The following morning, after a splash in the beautiful Lake Kivu, we trekked 8 hours on an overcrowded bus (7 hours riding on laps), we arrived in Cyangugu with just enough time to catch a glimpse of Bukavu, over the border in the DRC, just before the sun set. The next morning, as we planned on crossing the border for a look around Bukavu, we realized our next mistake. Our passports were in the Tanzanian embassy, awaiting our visa stamps. With nothing more than our faded and ripped passport copies and some smooth talking, we got the border guards to allow us onto the bridge between the two countries, a “no mans land”. After waiting hours for our minibus to fill from Cyangugu, we set out to the rainforest, where our guidebook promised self guided monkey tours for only $20. Through broken English, we were told we had arrived, and we jumped off, just as it began to drizzle. We rushed to the ranger’s office, excited to get looking for monkeys. We were told by the nicest ranger we’ve ever met that not only did we get off at the wrong place (an hour’s drive from the parks visitor entrance), but it was impossible to go in the park without a guard ($50 each) and on top of everything, it was too late to head out. And so we began our long trek to the visitors entrance on foot in the rain.

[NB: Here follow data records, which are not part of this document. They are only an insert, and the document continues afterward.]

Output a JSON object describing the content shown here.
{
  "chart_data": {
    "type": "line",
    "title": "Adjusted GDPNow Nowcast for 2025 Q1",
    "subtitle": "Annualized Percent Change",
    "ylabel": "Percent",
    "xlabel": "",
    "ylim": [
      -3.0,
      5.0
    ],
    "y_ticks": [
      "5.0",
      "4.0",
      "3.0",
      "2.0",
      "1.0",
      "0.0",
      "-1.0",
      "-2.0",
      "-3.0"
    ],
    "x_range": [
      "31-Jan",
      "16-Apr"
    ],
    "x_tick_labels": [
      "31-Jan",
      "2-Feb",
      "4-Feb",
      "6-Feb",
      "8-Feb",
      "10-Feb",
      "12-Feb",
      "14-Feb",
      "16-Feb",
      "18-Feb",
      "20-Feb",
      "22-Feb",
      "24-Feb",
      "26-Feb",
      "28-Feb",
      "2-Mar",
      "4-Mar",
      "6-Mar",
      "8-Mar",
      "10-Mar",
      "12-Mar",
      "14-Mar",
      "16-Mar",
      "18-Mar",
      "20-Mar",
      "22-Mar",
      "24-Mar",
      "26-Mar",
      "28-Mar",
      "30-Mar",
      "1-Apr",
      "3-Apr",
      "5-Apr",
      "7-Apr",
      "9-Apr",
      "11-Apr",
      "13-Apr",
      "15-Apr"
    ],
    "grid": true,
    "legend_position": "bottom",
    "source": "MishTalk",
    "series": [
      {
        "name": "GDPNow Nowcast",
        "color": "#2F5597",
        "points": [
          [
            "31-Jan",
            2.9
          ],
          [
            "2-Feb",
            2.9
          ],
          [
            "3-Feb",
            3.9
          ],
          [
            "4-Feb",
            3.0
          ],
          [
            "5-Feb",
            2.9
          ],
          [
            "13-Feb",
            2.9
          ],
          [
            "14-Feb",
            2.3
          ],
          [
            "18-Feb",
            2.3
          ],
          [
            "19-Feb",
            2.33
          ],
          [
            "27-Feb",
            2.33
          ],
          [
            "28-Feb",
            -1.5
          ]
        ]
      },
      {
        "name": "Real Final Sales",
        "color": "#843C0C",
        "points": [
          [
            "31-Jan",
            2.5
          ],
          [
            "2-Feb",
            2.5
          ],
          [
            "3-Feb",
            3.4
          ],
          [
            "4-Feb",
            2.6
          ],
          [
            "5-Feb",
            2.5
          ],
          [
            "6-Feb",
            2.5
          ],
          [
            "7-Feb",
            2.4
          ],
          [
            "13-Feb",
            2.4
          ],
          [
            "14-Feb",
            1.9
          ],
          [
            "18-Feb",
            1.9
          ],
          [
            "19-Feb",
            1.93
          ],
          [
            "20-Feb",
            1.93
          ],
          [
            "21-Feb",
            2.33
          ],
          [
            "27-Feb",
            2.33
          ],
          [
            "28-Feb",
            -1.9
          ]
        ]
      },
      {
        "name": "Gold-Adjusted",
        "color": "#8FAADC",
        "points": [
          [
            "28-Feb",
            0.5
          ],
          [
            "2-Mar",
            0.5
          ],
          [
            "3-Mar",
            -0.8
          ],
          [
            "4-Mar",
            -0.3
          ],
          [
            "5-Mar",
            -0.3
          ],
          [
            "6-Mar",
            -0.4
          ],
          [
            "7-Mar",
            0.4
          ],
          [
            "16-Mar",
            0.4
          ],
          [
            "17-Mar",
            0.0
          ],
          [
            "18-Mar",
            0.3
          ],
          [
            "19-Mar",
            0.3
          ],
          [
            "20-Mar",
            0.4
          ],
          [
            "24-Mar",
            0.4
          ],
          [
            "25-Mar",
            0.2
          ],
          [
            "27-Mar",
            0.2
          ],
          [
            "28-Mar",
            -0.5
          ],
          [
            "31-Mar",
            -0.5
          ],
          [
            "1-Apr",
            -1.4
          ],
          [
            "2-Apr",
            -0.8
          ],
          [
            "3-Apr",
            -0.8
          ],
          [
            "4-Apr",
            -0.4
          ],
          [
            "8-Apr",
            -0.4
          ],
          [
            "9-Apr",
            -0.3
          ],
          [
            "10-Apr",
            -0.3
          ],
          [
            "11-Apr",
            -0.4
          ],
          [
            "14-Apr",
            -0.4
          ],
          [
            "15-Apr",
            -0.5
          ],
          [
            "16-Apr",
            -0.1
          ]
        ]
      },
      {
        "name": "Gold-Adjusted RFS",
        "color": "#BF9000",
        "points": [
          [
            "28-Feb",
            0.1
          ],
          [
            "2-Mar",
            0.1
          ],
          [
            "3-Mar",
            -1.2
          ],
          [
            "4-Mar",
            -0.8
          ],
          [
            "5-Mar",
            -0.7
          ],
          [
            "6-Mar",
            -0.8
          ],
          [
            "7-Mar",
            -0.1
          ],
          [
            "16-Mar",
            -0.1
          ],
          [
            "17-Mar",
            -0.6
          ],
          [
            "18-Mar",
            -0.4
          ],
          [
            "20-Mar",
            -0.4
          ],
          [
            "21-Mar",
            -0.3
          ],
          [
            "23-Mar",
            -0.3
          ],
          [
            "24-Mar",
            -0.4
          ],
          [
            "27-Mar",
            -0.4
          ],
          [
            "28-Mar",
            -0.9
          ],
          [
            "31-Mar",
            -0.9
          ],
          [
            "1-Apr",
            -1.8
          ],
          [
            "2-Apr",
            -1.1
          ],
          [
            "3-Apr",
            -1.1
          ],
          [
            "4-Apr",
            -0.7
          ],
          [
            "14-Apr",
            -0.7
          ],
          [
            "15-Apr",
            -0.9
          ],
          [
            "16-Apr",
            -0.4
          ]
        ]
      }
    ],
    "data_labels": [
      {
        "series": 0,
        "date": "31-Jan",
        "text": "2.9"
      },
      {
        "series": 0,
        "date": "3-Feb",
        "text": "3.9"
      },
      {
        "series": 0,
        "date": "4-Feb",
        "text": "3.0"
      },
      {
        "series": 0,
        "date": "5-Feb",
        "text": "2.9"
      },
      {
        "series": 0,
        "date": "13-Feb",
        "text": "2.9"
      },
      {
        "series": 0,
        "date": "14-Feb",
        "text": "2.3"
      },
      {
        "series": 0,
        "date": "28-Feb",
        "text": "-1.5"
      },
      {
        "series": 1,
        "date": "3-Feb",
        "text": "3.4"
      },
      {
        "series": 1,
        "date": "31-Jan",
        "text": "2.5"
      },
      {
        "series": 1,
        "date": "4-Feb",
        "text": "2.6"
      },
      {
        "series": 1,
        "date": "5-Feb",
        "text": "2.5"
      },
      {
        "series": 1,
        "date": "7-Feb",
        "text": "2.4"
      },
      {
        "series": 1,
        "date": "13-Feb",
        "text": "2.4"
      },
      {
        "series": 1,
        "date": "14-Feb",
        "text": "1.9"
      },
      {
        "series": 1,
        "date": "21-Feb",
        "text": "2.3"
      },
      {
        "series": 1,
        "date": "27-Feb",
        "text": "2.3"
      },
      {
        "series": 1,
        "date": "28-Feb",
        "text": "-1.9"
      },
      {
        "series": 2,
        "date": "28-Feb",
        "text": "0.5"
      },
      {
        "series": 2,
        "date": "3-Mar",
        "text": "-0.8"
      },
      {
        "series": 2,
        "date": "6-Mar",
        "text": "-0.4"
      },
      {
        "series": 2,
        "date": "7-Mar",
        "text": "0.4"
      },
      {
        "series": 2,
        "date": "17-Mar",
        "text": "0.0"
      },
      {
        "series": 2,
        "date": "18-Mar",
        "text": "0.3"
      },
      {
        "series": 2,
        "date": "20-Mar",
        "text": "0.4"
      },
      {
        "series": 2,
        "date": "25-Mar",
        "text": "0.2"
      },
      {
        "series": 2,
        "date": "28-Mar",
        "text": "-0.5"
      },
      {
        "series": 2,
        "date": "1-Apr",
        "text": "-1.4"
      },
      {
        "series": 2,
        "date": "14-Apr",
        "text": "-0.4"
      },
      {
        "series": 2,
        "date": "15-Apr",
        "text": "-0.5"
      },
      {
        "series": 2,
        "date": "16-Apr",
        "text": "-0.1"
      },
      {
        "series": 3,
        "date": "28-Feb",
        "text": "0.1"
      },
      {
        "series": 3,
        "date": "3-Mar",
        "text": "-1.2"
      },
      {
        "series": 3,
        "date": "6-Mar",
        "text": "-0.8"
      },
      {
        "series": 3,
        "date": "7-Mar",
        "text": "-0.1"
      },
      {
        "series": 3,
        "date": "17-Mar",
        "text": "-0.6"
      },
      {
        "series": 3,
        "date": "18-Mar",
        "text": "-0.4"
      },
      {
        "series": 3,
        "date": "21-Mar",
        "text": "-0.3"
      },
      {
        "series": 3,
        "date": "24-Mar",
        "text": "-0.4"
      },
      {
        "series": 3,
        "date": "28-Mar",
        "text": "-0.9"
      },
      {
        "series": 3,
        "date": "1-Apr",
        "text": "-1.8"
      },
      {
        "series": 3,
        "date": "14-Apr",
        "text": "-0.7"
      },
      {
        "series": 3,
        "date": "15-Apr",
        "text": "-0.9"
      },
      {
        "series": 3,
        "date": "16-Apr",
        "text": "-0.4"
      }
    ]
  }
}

It was over half an hour of walking until the first car passed us, but shortly thereafter, we were able to hitch a ride with the local police chief. After being dropped off at the visitor’s center, our fears were confirmed. We couldn’t see the monkeys today. Instead, we camped out under a small thatched pavilion and had a picnic. Luckily, the rain stopped and we headed out again on foot, sure we wouldn’t get to Kigali by nightfall. Before we knew it, we were hurtling around Rwanda’s hills in a Mercedes-Benz. On the road through the park, we even managed to see a colobus monkey and two baboons! Our drivers dropped us off at Gikongoro, our very last destination of the trip. We saw the infamous memorial where over 50,000 perished during the genocide. As we left, we knew we had to get back to Kigali, despite the setting sun; we had scheduled a project visit Monday. Our moto-taxi drivers confirmed that we could take a bus al the way, and they dropped us off at the bus company. The company, of course, told us it would be impossible get to Kigali. They put us on a bus to Butare (half way to Kigali), and told us to go to Kigali the next morning. As our bus started to pull away, and the feeling of defeat settled in, another bus pulled in, and, as we found out, was going to Kigali. We stopped our bus, climbed over our fellow passengers, and sat on the new bus. SUCCESS! We did everything we wanted, and made it back to Kigali by Sunday night!

June 2, 2009
Brian in “no man’s land” between Rwanda and Dem. Repub. of Congo.

Brian in “no man’s land” between Rwanda and Dem. Repub. of Congo.